13.4 Conversion to Hypertext
This section gives anecdotal evidence of our experience collected while converting the extensive university-level textbook Introduction to Algorithms by Tom Cormen, Charles Leiserson, and Ron Rivest [Cor90] to hypertext. The textbook is particularly well suited for the conversion to hypertext, since the authors organized the text in hierarchical form composed of short sections that are rather self-contained. Nevertheless, the chunking of the linear textbook into hypertext nodes required extensive manual post-processing by subject-matter experts (students, which had taken the course given by one of the book authors) to maintain our chunking principles:
- A node should be a single chunk of information. To be effective, nodes must be expressed in a logically coherent manner, able to stand alone and convey their information content without need for constant reference to other nodes. Conversions of serial text which construct "nodes" by putting the next 25 lines of text into separate screens fail to build nodes that meet these criteria.
- The node should be of a length short enough to fit within a single screen, but also must be long enough to contain a substantial thought or concept. The single-screen concept is of value since all the information in a self-contained node is visually available without scrolling. This enables the user to relate concepts in the node without having to "flip" between separate chunks of text. The hypertext concept also tries to decompose larger concepts into smaller ideas. As the human short term memory is not able to store more than four to nine items, even a small Macintosh screen is of appropriate size to display one idea composed of four to nine sentences. We decided that if nodes had to be larger than an individual screen, the text would be contained in a scrolling field. Although scrolling fields are aesthetically unappealing and not the most effective method of displaying large amounts of text, the alternative would have been to have parts of the node on separate screens, which would have made viewing separate parts of a node similar to viewing different nodes. We felt that the sense of a node as a unit was more important than the slight disadvantage caused by scrolling screens.

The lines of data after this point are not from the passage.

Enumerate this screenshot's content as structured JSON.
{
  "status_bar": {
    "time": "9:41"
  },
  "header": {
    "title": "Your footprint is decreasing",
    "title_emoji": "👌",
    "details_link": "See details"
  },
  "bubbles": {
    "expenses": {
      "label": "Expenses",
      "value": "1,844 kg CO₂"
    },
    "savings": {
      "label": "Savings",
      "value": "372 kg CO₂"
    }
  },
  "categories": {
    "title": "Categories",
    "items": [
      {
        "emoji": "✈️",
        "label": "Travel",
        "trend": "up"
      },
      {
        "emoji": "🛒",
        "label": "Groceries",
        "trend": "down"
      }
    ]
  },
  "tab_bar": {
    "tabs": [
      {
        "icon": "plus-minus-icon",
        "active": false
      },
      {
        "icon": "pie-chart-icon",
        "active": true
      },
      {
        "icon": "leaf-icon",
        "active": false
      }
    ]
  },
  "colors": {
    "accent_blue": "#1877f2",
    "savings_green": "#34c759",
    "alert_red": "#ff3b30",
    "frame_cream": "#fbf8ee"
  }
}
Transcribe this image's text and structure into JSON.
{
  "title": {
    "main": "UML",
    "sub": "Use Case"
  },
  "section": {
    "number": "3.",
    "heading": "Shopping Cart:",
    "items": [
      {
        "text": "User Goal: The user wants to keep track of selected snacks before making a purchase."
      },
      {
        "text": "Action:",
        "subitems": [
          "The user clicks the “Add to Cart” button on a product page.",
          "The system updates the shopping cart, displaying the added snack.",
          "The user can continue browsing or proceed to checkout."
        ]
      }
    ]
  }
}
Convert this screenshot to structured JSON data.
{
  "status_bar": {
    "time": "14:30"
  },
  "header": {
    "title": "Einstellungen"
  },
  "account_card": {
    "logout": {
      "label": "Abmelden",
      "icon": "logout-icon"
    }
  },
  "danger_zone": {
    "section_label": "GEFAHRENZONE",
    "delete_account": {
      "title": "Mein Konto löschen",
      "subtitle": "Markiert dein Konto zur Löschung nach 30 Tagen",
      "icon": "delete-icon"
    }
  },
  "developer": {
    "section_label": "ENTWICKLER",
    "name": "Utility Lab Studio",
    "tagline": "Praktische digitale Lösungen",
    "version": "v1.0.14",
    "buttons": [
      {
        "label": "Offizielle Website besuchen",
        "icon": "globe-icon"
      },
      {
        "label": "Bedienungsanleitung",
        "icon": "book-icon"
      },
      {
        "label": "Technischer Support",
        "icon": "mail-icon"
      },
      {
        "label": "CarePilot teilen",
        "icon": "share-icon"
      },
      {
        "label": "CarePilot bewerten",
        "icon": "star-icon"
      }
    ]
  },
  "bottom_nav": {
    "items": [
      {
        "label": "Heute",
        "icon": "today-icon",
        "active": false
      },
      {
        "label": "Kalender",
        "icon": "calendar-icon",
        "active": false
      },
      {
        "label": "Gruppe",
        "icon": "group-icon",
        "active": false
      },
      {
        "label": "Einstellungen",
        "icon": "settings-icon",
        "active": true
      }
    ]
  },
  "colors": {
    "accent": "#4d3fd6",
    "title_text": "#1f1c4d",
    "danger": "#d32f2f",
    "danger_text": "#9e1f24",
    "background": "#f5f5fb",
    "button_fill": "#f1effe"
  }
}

The original textbook was produced using the LATEX macro package for TEX [Lam85]. The sophisticated referencing facilities available in LATEX , which were used extensively in the text source, offered major advantages in converting the text. As used, LATEX enabled the abstraction of citations, index entries, definitions, figures, and proofs. These methods associate one region of text with other regions of text, figures, index entries, or other elements. LATEX also offers great control over the hierarchical structure of the document, which allowed a mapping of the text into detail levels. The smallest hierarchical structures used in the LATEX source were subsections or subheadings, which were often of the right size and content to constitute a node.
In converting the LATEX source text to nodes, the text making up each node was written to individual files, and references to that particular node were noted in lists according to the reference type. From these files, a utility program created nodes in the hyperdocument. Intrinsic links between nodes were generated automatically using relationships between nodes as defined in the LATEX reference lists. In this sense, LATEX enabled us to automate the generation of structural links in the same manner that SGML, HTML or HyTime [New91] might.
One of the more difficult aspects of converting the text arose from the mathematical nature of the source text. Rather than laboriously recreate each mathematical expression, an interpreter was written in HyperTalk that translated most of LATEX's in-line math and text formatting commands. As the Macintosh and HyperCard do not support the wide range of symbols found in the source text, we had to develop two separate fonts to provide all the necessary math symbols. Additionally, we had to manually convert and edit 1230 formulas as bitmaps, because they could not be displayed on the screen using our custom fonts. Also, we scanned in and edited 327 figures.
After this hands-on description of the text-to-hypertext conversion process for hierarchical hypertext, the next chapter introduces the mechanisms of the Gloor/Dynes hypertext engine that specifically support navigation in hierarchically structured documents.